Seharusnya tidak akan ada insiden saling caci maki dengan melontarkan kata-kata tidak sopan, bahkan sampai main pukul. Andai saja, mereka menahan marah dan saling memaafkan, hal itu tidak akan terjadi. Andai saja mereka tidak marah, tentu pengendara lain tidak akan terganggu. Tapi, hal itu terjadi begitu saja karena mereka tidak bisa menahan marah, merasa paling benar dan selalu merasa bukan dirinya lah yang salah tapi orang lain.

Konstruksi sosial kita saat ini; "Bukan saya yang salah, tapi orang lain." stereotip menyalahan orang lain begitu melekat di masyarakat kita. Hal itu pun menjadi pembenaran oleh orang-orang hanya karena banyak orang yang melakukannya. Dalam kasus sebelumnya, saya pikir, dua pengendara motor itu sudah dewasa dan dapat bertanggung jawab atas tindakannya. Saya heran, heran, dan heran. Kenapa konstruksi sosial itu begitu melekat di pikiran kita. Sampai-sampai, 3 orang yang saya lihat sudah sangat dewasa terlihat tak ubahnya seperti anak kecil yang sedang bertengkar, benar memang, umur tidak menentukan kedewasaan seseorang, sama dengan dua pengendara itu.

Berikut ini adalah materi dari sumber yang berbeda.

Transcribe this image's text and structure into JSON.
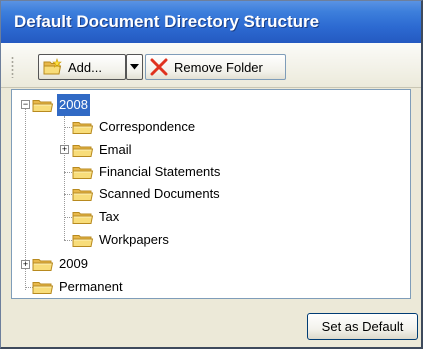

Kalau ditanya kenapa saya tidak marah saat motor saya hendak berbelok ke kiri dan ditabrak dari belakang, saya akan menjawab karena saya tidak marah, saya tidak mau membuang banyak tenaga untuk melakukan hal yang sia-sia, jika saya marah, apakah permasalahan itu akan selesai? Jika saya marah, apakah dengan serta merta jalanan bisa tidak macet? Tentu tidak, yang ada jalanan jadi macet bila saya marah dengan orang yang menabrak saya tadi. So, karena hidup adalah pilihan, saya memilih untuk tidak marah dan memaafkan orang itu.